Magnolia trees are beautiful and bring a touch of southern living to any yard landscaping. While a magnolia thrives in the south, it is versatile enough to survive in many different climates and soils if it is cared for properly. It is not a high-maintenance plant so you should find it relatively easy to care for.

A magnolia blossom.

Siting Your Magnolia

In deciding where to plant a magnolia, look for a moist area with good drainage. Acidic soils are the best for the trees. The tree can grow other places, but this is where it will most easily adapt. You might also want to plant the tree in an ornamental bed so that you won't have old leaves and seed pods across your lawn.

Fertilizing Your Magnolia

Once your magnolia is established and showing new growth, apply fertilizer to a young tree (first three seasons) monthly. Since it is being applied frequently, only provide a light amount each time. Use one pound of 8-8-8 or 10-10-10 fertilizer per 100 square feet in March, May, July and September.
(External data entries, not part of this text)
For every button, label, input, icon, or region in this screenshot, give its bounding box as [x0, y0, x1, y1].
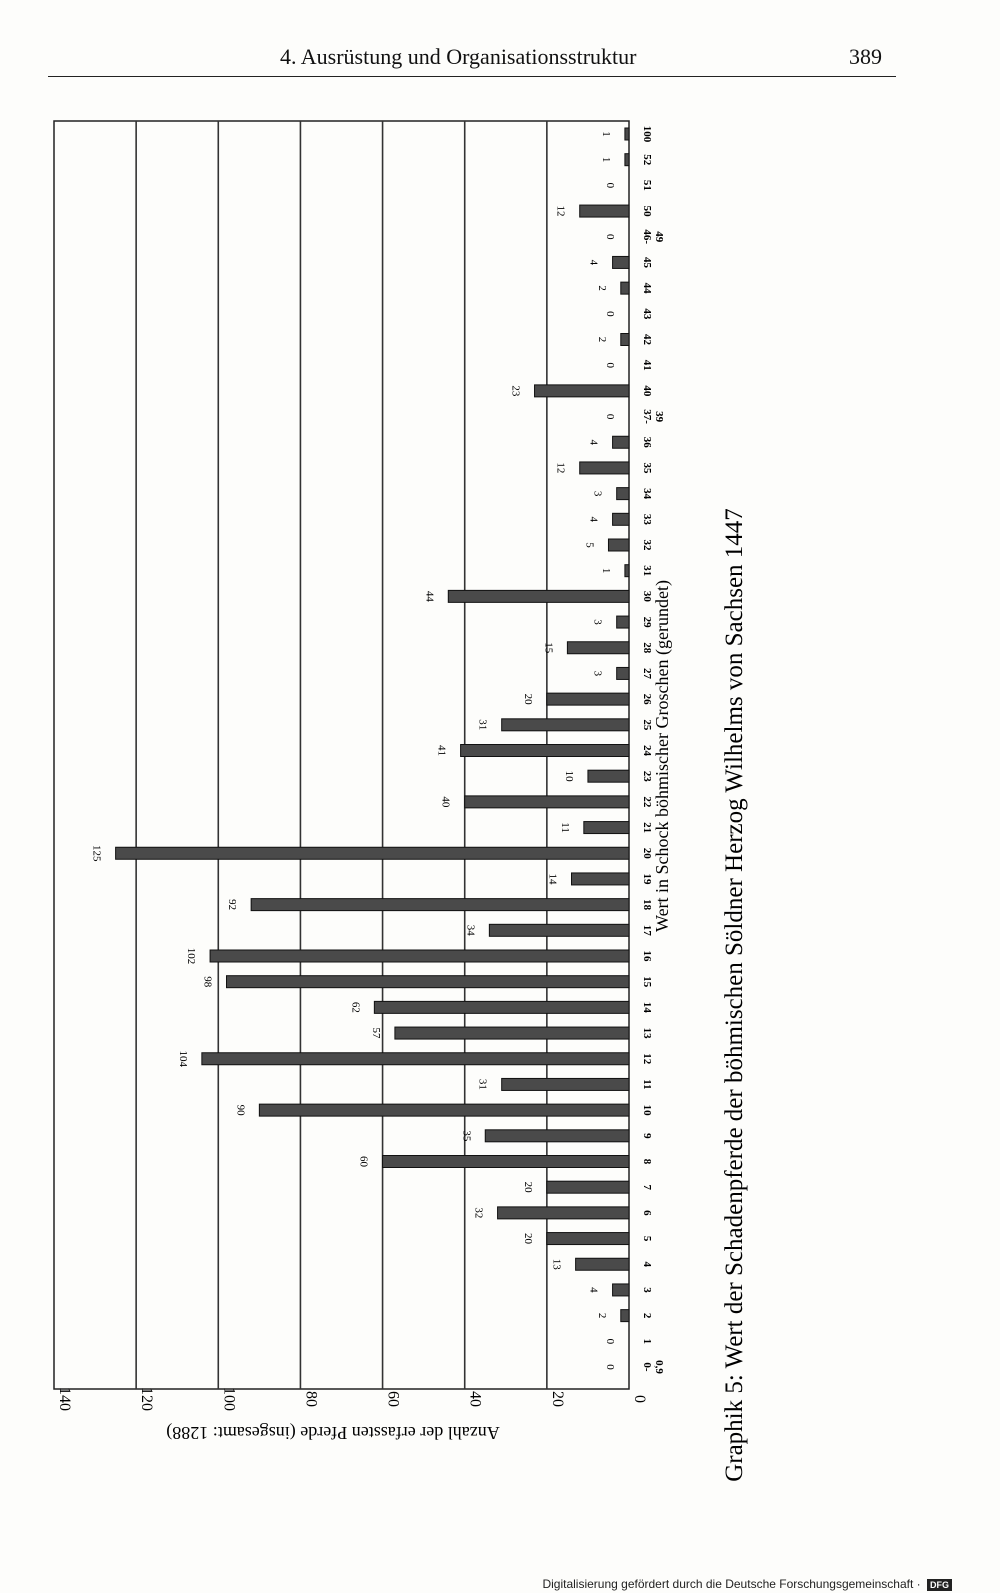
category-label: 11 [641, 1079, 653, 1090]
bar [584, 822, 629, 834]
data-label: 104 [176, 1050, 189, 1067]
bar [576, 1258, 629, 1270]
category-label: 28 [641, 642, 653, 654]
data-label: 35 [460, 1130, 473, 1142]
bar [227, 976, 630, 988]
bar [617, 616, 629, 628]
data-label: 23 [509, 385, 522, 397]
category-label: 36 [641, 436, 653, 448]
data-label: 98 [201, 976, 214, 988]
category-label: 34 [641, 488, 653, 500]
bar [580, 462, 629, 474]
category-label: 26 [641, 693, 653, 705]
data-label: 31 [476, 719, 489, 731]
category-label: 0,9 [653, 1360, 665, 1374]
category-label: 24 [641, 745, 653, 756]
bar [485, 1130, 629, 1142]
category-label: 100 [641, 125, 653, 143]
category-label: 51 [641, 179, 653, 191]
category-label: 30 [641, 590, 653, 602]
data-label: 57 [369, 1027, 382, 1039]
bar [498, 1207, 629, 1219]
data-label: 4 [587, 516, 600, 523]
category-label: 12 [641, 1053, 653, 1065]
data-label: 44 [423, 590, 436, 602]
category-label: 17 [641, 924, 653, 936]
category-label: 23 [641, 770, 653, 782]
category-label: 10 [641, 1104, 653, 1116]
page-number: 389 [849, 44, 882, 69]
category-label: 19 [641, 873, 653, 885]
bar [547, 1233, 629, 1245]
y-tick-label: 80 [302, 1391, 320, 1407]
data-label: 3 [591, 670, 604, 677]
bar [547, 693, 629, 705]
category-label: 8 [641, 1158, 653, 1165]
data-label: 15 [542, 642, 555, 654]
y-tick-label: 60 [384, 1391, 402, 1407]
category-label: 16 [641, 950, 653, 962]
bar [202, 1053, 629, 1065]
category-label: 27 [641, 667, 653, 679]
category-label: 13 [641, 1027, 653, 1039]
bar [210, 950, 629, 962]
data-label: 11 [558, 822, 571, 833]
bar [617, 488, 629, 500]
running-title: 4. Ausrüstung und Organisationsstruktur [280, 44, 637, 69]
bar [567, 642, 629, 654]
bar [580, 205, 629, 217]
data-label: 12 [554, 205, 567, 217]
bar [613, 256, 629, 268]
category-label: 45 [641, 256, 653, 268]
bar [608, 539, 629, 551]
category-label: 33 [641, 513, 653, 525]
data-label: 14 [546, 873, 559, 885]
data-label: 92 [226, 899, 239, 911]
y-tick-label: 40 [466, 1391, 484, 1407]
bar [461, 745, 629, 757]
category-label: 29 [641, 616, 653, 628]
dfg-logo: DFG [927, 1579, 952, 1591]
data-label: 10 [562, 770, 575, 782]
data-label: 41 [435, 745, 448, 756]
bar [625, 154, 629, 166]
bar [374, 1001, 629, 1013]
data-label: 5 [583, 542, 596, 548]
bar [489, 924, 629, 936]
category-label: 15 [641, 976, 653, 988]
category-label: 21 [641, 822, 653, 834]
category-label: 44 [641, 282, 653, 294]
category-label: 50 [641, 205, 653, 217]
data-label: 12 [554, 462, 567, 474]
category-label: 18 [641, 899, 653, 911]
y-tick-label: 140 [56, 1387, 73, 1411]
x-axis-title: Wert in Schock böhmischer Groschen (gerundet) [652, 580, 672, 932]
data-label: 2 [595, 336, 608, 343]
category-label: 3 [641, 1287, 653, 1293]
bar [613, 1284, 629, 1296]
data-label: 0 [604, 362, 616, 368]
data-label: 20 [521, 1233, 534, 1245]
data-label: 32 [472, 1207, 485, 1219]
bar [259, 1104, 629, 1116]
data-label: 1 [599, 567, 612, 574]
bar [617, 667, 629, 679]
category-label: 7 [641, 1184, 653, 1190]
category-label: 2 [641, 1312, 653, 1319]
data-label: 2 [595, 1312, 608, 1319]
bar [621, 334, 629, 346]
data-label: 1 [599, 131, 612, 137]
data-label: 13 [550, 1258, 563, 1270]
bar [535, 385, 629, 397]
chart-caption: Graphik 5: Wert der Schadenpferde der böhmischen Söldner Herzog Wilhelms von Sachsen 1447 [721, 508, 748, 1482]
data-label: 0 [604, 234, 616, 240]
data-label: 90 [234, 1104, 247, 1116]
data-label: 4 [587, 259, 600, 266]
data-label: 1 [599, 156, 612, 163]
bar [383, 1156, 629, 1168]
data-label: 62 [349, 1001, 362, 1013]
data-label: 3 [591, 619, 604, 625]
bar [613, 436, 629, 448]
y-tick-label: 120 [138, 1387, 156, 1411]
category-label: 4 [641, 1261, 653, 1267]
bar [502, 1078, 629, 1090]
category-label: 49 [653, 231, 665, 243]
data-label: 0 [604, 182, 616, 189]
data-label: 31 [476, 1078, 489, 1090]
data-label: 20 [521, 693, 534, 705]
category-label: 31 [641, 565, 653, 577]
category-label: 9 [641, 1133, 653, 1139]
category-label: 14 [641, 1001, 653, 1013]
category-label: 22 [641, 796, 653, 808]
digitization-text: Digitalisierung gefördert durch die Deutsche Forschungsgemeinschaft · [542, 1577, 921, 1591]
category-label: 5 [641, 1235, 653, 1242]
data-label: 0 [604, 1364, 616, 1370]
bar [547, 1181, 629, 1193]
category-label: 25 [641, 719, 653, 731]
bar [621, 1310, 629, 1322]
data-label: 60 [357, 1156, 370, 1167]
category-label: 40 [641, 385, 653, 397]
bar [448, 590, 629, 602]
category-label: 0- [641, 1362, 653, 1372]
bar [395, 1027, 629, 1039]
category-label: 41 [641, 359, 653, 371]
data-label: 0 [604, 311, 616, 317]
digitization-note [542, 1577, 952, 1591]
y-tick-label: 100 [220, 1387, 238, 1411]
data-label: 125 [90, 845, 103, 862]
data-label: 4 [587, 1287, 600, 1293]
category-label: 37- [641, 409, 653, 424]
category-label: 43 [641, 308, 653, 320]
bar [625, 128, 629, 140]
category-label: 39 [653, 411, 665, 423]
data-label: 3 [591, 490, 604, 497]
bar [116, 847, 629, 859]
bar [613, 513, 629, 525]
y-tick-label: 20 [548, 1391, 566, 1407]
bar [251, 899, 629, 911]
data-label: 20 [521, 1181, 534, 1193]
category-label: 6 [641, 1210, 653, 1216]
category-label: 32 [641, 539, 653, 551]
bar [625, 565, 629, 577]
y-axis-title: Anzahl der erfassten Pferde (insgesamt: 1288) [166, 1423, 500, 1443]
bar [588, 770, 629, 782]
data-label: 102 [185, 947, 198, 965]
data-label: 0 [604, 1338, 616, 1345]
data-label: 4 [587, 439, 600, 445]
bar [465, 796, 629, 808]
category-label: 46- [641, 229, 653, 245]
bar [621, 282, 629, 294]
category-label: 52 [641, 154, 653, 166]
bar [572, 873, 630, 885]
category-label: 35 [641, 462, 653, 474]
data-label: 40 [439, 796, 452, 808]
data-label: 0 [604, 413, 616, 420]
data-label: 2 [595, 285, 608, 291]
category-label: 42 [641, 334, 653, 345]
category-label: 20 [641, 847, 653, 859]
data-label: 34 [464, 924, 477, 936]
category-label: 1 [641, 1338, 653, 1345]
y-tick-label: 0 [631, 1395, 648, 1403]
bar [502, 719, 629, 731]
This will give the tree the necessary nutrients it needs to adapt to its new environment.

Pruning Your Magnolia

Prune the tree when it is young. This will help it develop its adult, pyramidal shape. Trim side branches and leave bottom branches. You will have to wait around 10 years before a magnolia tree begins blooming. This is when the tree becomes mature.

Planting Your Magnolia

Make the hole for the magnolia root ball twice as wide as the ball but only as deep as the root ball. Top off with 3 to 5 inches of mulch.

Using Magnolia to Screen

Plant a row of magnolia trees to create a hedge or screen along your property line. They also work well to block an undesirable view.